By the time that Darwin came to publish his Origin, the educated public had inter alia been exposed to the idea that the Bible was myth, God was a projection of mankind’s own needs (Ludwig Feuerbach via George Eliot’s translation into English of Das Wesen des Christentums or The Essence of Christianity in 1846), that there were no spiritual forces in the universe, and that men and women were a form of carbon. In a sense the Origin of Species rode the tide of these new materialist currents and so appears to have been published at a particularly propitious time. For it is clear that, by the time Darwin came to publish, the intellectual temper amongst the British intelligentsia had changed quite markedly from the defensive clerical conservatism which had characterized the earlier decades of the 19th century.

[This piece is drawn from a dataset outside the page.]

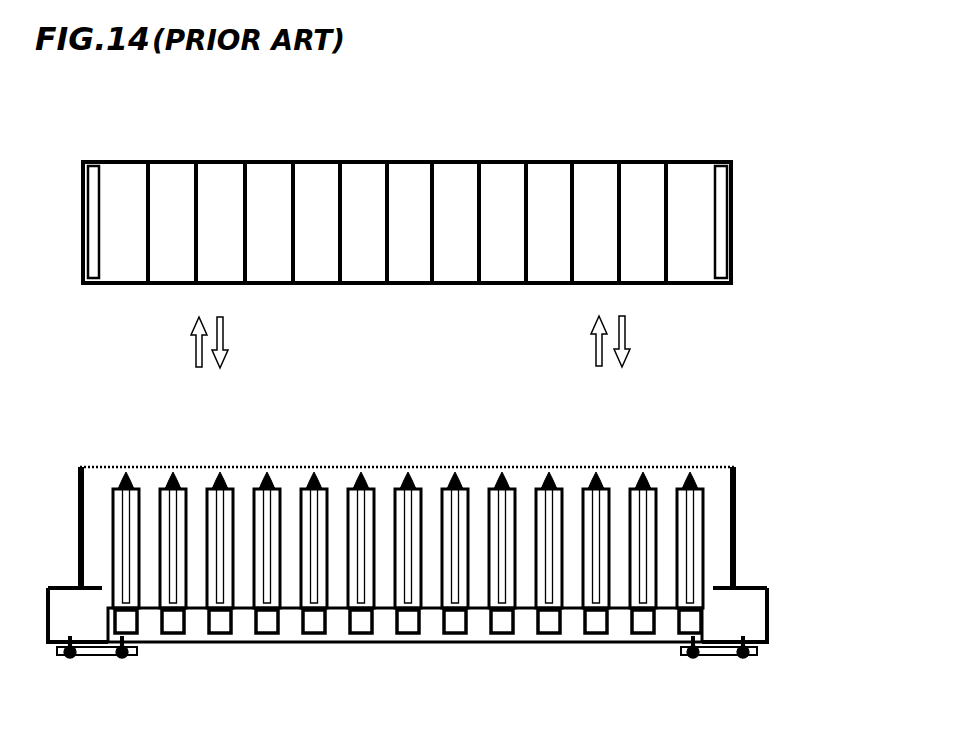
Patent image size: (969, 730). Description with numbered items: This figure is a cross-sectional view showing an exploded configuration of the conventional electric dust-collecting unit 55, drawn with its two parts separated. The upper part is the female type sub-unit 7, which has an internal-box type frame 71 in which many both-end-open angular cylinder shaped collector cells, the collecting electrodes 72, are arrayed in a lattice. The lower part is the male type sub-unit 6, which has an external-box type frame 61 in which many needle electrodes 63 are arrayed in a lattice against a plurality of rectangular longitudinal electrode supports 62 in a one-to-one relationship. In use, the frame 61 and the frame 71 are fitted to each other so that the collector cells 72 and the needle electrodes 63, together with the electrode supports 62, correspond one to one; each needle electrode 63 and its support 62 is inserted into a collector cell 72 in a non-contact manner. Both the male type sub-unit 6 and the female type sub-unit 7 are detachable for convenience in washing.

Rationalism of one shade or another had in fact been slowly developing as a growing force in British intellectual life for over a century, as is confirmed by the historical record. John Toland had long since published his Christianity Not Mysterious (1696) where he commended a reasonable form of religious observance sans miracles. In the following century, the German writer Lessing, influenced by the theologian Hermann Reimarus, advanced a non-literal understanding of Christianity which might be seen in retrospect as one of the first salvoes leading towards the later trend of what is now termed Biblical demythologization. Europeans in the new, scientific age had begun to be more drawn to the ethical message of Christianity than to supernatural elements no longer accepted as being proofs of that message. It was the intellectual endorsement of that current of thought by the seven reviewers which helped give Darwin’s work the “pass” it needed to prevail in the face of conservative holdouts. By 1860 many persons were actively willing there to be natural rather than miraculous answers to their questions about the world they inhabited.

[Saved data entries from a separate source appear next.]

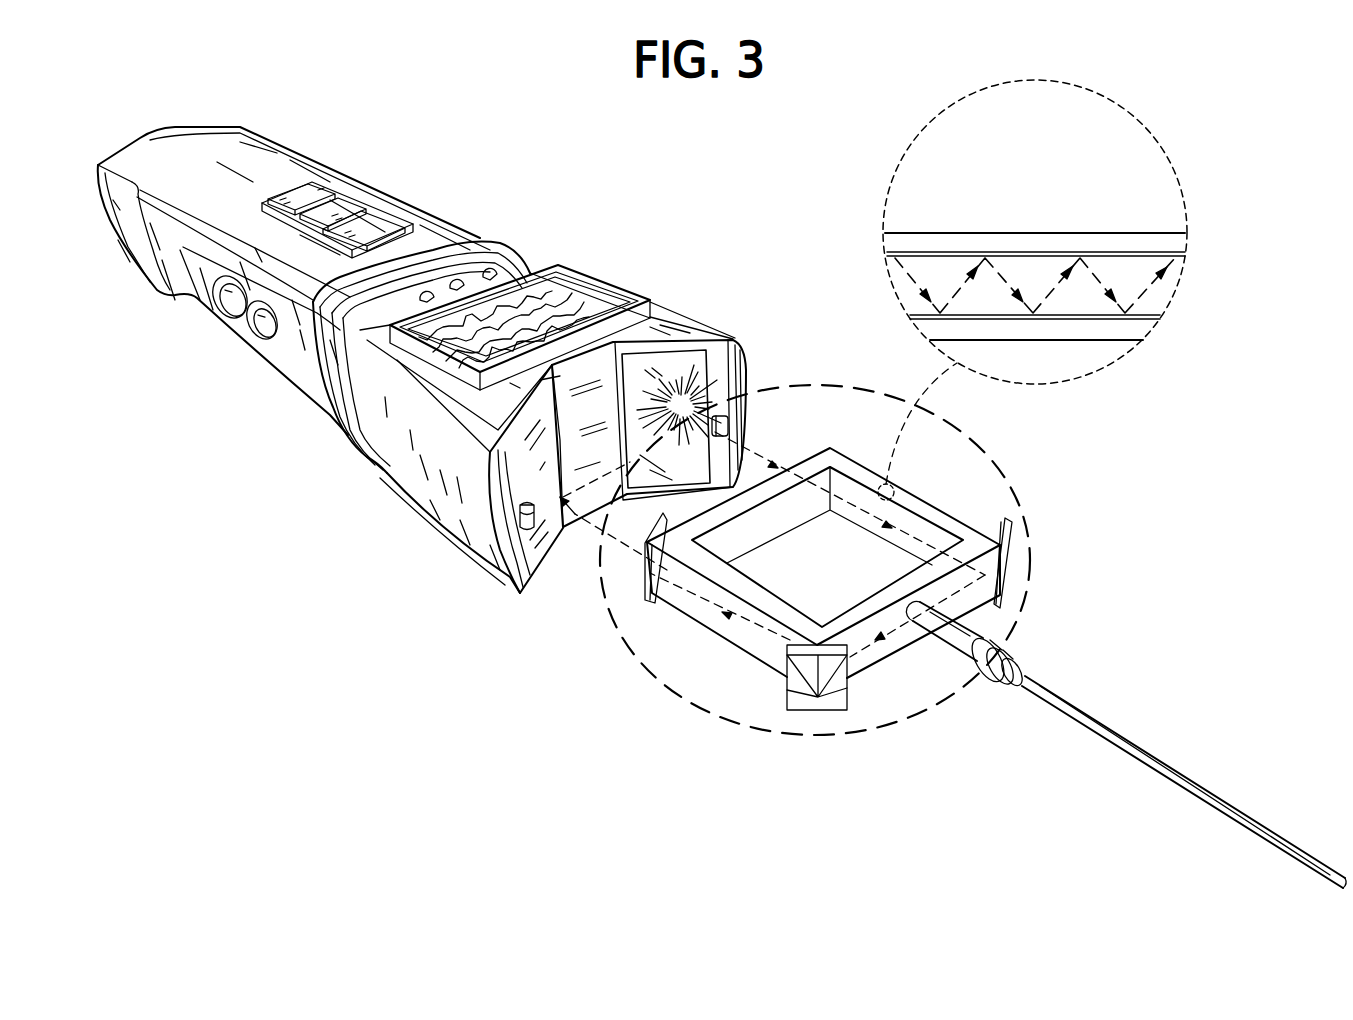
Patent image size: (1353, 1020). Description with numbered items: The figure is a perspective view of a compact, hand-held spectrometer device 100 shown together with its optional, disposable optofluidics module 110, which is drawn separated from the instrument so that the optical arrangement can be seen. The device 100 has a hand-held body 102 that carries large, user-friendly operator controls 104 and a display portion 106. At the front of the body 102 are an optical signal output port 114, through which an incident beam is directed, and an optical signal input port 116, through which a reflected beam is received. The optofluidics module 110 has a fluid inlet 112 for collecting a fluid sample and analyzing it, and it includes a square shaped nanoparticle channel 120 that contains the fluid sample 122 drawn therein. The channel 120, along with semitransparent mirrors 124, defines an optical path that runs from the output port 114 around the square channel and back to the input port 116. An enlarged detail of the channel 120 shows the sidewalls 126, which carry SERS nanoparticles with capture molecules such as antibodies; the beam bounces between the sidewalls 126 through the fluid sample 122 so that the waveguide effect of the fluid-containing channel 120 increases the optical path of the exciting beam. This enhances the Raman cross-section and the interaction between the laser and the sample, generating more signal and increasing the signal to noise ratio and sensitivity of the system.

The hand-held spectrometer device 100 is at (283, 110).
The hand-held body 102 is at (173, 172).
The operator controls 104 is at (378, 222).
The display portion 106 is at (602, 278).
The optofluidics module 110 is at (990, 498).
The fluid inlet 112 is at (1120, 722).
The optical signal output port 114 is at (683, 402).
The optical signal input port 116 is at (551, 556).
The nanoparticle channel 120 is at (705, 645).
The fluid sample 122 is at (1165, 290).
The semitransparent mirrors 124 is at (826, 725).
The sidewalls 126 is at (985, 252).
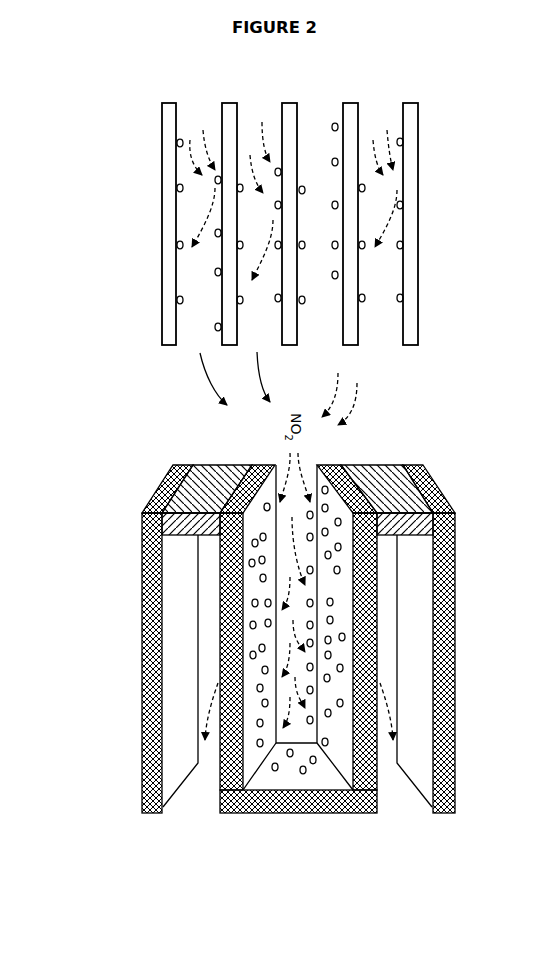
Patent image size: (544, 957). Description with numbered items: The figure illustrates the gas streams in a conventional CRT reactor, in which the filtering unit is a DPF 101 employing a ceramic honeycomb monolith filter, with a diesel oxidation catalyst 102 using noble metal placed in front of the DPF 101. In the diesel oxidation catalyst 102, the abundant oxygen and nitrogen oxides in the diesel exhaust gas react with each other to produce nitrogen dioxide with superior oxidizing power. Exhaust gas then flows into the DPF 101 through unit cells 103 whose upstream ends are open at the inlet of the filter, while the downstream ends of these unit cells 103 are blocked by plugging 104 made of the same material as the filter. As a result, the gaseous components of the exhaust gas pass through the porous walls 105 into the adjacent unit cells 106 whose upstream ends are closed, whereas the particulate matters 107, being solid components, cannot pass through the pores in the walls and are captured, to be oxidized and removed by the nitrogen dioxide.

The DPF 101 is at (123, 653).
The diesel oxidation catalyst 102 is at (142, 218).
The unit cells with open upstream ends 103 is at (312, 583).
The plugging 104 is at (165, 473).
The porous walls 105 is at (220, 605).
The unit cells with closed upstream ends 106 is at (202, 567).
The particulate matters 107 is at (267, 505).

Next, “Darwin and the Newtonian Metanarrative.”

Notes

  1. Wallace’s communication sent to Down House from the island of Ternate indicated a considerable overlap between his ideas and those of Darwin.
  2. Owen Chadwick, The Secularization of the European Mind in the Nineteenth Century (Cambridge: Cambridge UP, 1975), p. 27.
  3. For information on this subject I am indebted to Josef F. Altholz, Anatomy of a Controversy. The Debate over ‘Essays and Reviews’(Aldershot: Scolar Press, 1994).
  4. In his posthumous Confessions of an Enquiring Spirit (1840). Thomas Arnold, Headmaster of Rugby, was another early proponent of what became known known as the historical-critical approach to the Bible. 
  5. It may be noted that for Matthew Tindall in his Christianity as Old as Creation (1730) Christianity meant little more than good citizenship. He pointed out that many had lived before the time of Christ, so how could such ancestors be “justified”? Tindall’s answer: by their reason, not by faith.